Pronouncing a language is a skill. Every normal person is expert in the skill of pronouncing his own language; but few people are even moderately proficient at pronouncing foreign languages. Now there are many reasons for this, some obvious, some perhaps not so obvious. But I suggest that the fundamental reason why people in general do not speak foreign languages very much better than they do is that they fail to grasp the true nature of the problem of learning to pronounce, and consequently never set about tackling it in the right way. Far too many people fail to realize that pronouncing a foreign language is a skill—one that needs careful training of a special kind, and one that cannot be acquired by just leaving it to take care of itself. I think even teachers of language, while recognizing the importance of a good accent, tend to neglect, in their practical teaching, the branch of study concerned with speaking the language. So the first point I want to make is that English pronunciation must be taught; the teacher should be prepared to devote some of the lesson time to this, and should get the student to feel that here is a matter worthy of receiving his close attention. So, there should be occasions when other aspects of English, such as grammar or spelling, are allowed for the moment to take second place.
Apart from this question of the time given to pronunciation, there are two other requirements for the teacher: the first, knowledge; the second, technique.
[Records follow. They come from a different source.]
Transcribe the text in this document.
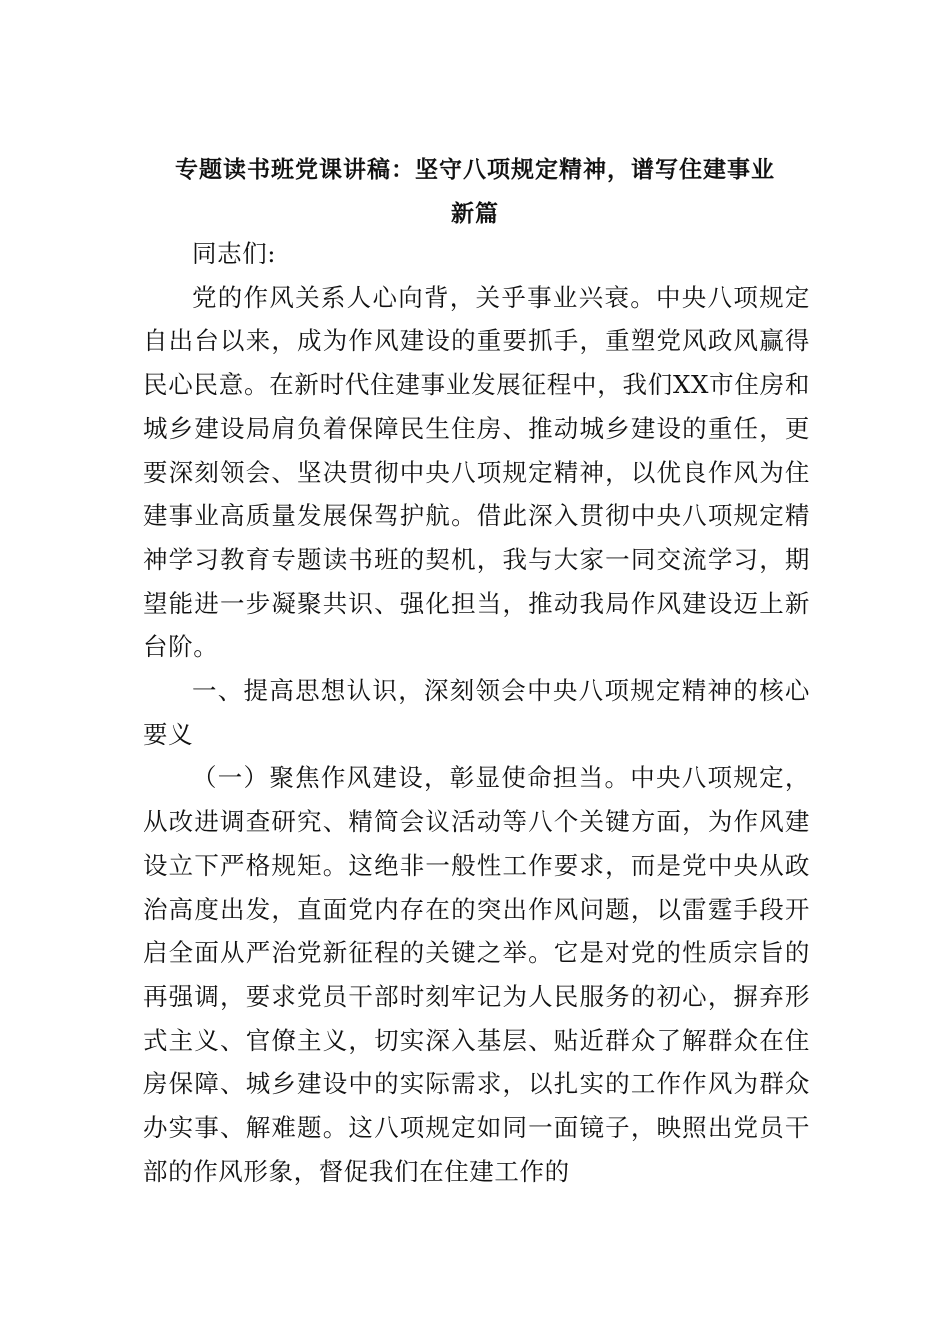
专题读书班党课讲稿：坚守八项规定精神，谱写住建事业
新篇

同志们:

党的作风关系人心向背，关乎事业兴衰。中央八项规定自出台以来，成为作风建设的重要抓手，重塑党风政风赢得民心民意。在新时代住建事业发展征程中，我们XX市住房和城乡建设局肩负着保障民生住房、推动城乡建设的重任，更要深刻领会、坚决贯彻中央八项规定精神，以优良作风为住建事业高质量发展保驾护航。借此深入贯彻中央八项规定精神学习教育专题读书班的契机，我与大家一同交流学习，期望能进一步凝聚共识、强化担当，推动我局作风建设迈上新台阶。

一、提高思想认识，深刻领会中央八项规定精神的核心要义

（一）聚焦作风建设，彰显使命担当。中央八项规定，从改进调查研究、精简会议活动等八个关键方面，为作风建设立下严格规矩。这绝非一般性工作要求，而是党中央从政治高度出发，直面党内存在的突出作风问题，以雷霆手段开启全面从严治党新征程的关键之举。它是对党的性质宗旨的再强调，要求党员干部时刻牢记为人民服务的初心，摒弃形式主义、官僚主义，切实深入基层、贴近群众了解群众在住房保障、城乡建设中的实际需求，以扎实的工作作风为群众办实事、解难题。这八项规定如同一面镜子，映照出党员干部的作风形象，督促我们在住建工作的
It is important that the teacher should be in possession of the necessary information. This can generally be obtained from books. It is possible to get from books some idea of the mechanics of speech, and of what we call general phonetic theory. It is also possible in this way to get a clear mental picture of the relationship between the sounds of different languages, between the speech habits of English people and those, say, of your students. Unless the teacher has such a picture, any comments he may make on his students' pronunciation are unlikely to be of much use, and lesson time spent on pronunciation may well be time wasted.
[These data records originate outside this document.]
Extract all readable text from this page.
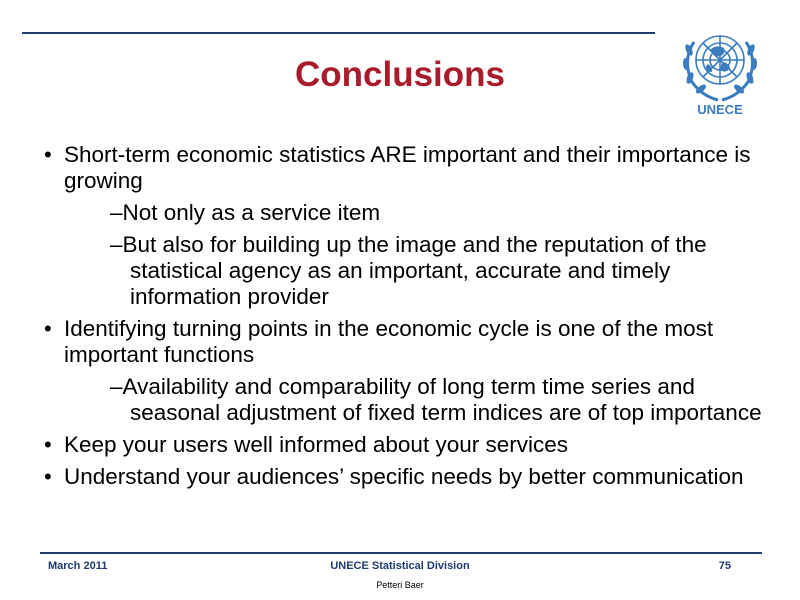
Conclusions
UNECE
• Short-term economic statistics ARE important and their importance is growing
–Not only as a service item
–But also for building up the image and the reputation of the statistical agency as an important, accurate and timely information provider
• Identifying turning points in the economic cycle is one of the most important functions
–Availability and comparability of long term time series and seasonal adjustment of fixed term indices are of top importance
• Keep your users well informed about your services
• Understand your audiences’ specific needs by better communication
March 2011	UNECE Statistical Division	75
Petteri Baer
26. What does the writer actually say about pronouncing foreign languages?
A. Only a few people are really proficient.
B. No one is really an expert in the skill.
C. There aren't many people who are even fairly good.
D. There are even some people who are moderately proficient.
27. The writer argues that going about the problem of pronunciation in the wrong way is
A. an obvious cause of not grasping the problem correctly
B. a fundamental consequence of not speaking well
C. a consequence of not grasping the problem correctly
D. not an obvious cause of speaking poorly
28. The best way of learning to speak a foreign language, he suggests, is by_______.
A. picking it up naturally as a child
B. learning from a native speaker
C. not concentrating on pronunciation as such
D. undertaking systematic work
29. The value the student puts on correct speech habits depends upon_______.
A. how closely he attends to the matter
B. whether it is English that is being taught
C. his teacher's approach to pronunciation
D. the importance normally given to grammar and spelling
30. How might the teacher find himself wasting lesson time?
A. By spending lesson time on pronunciation.
B. By making ill-informed comments upon pronunciation.
C. By not using books on phonetics in the classroom.
D. By not giving students a clear mental picture of the difference between sounds.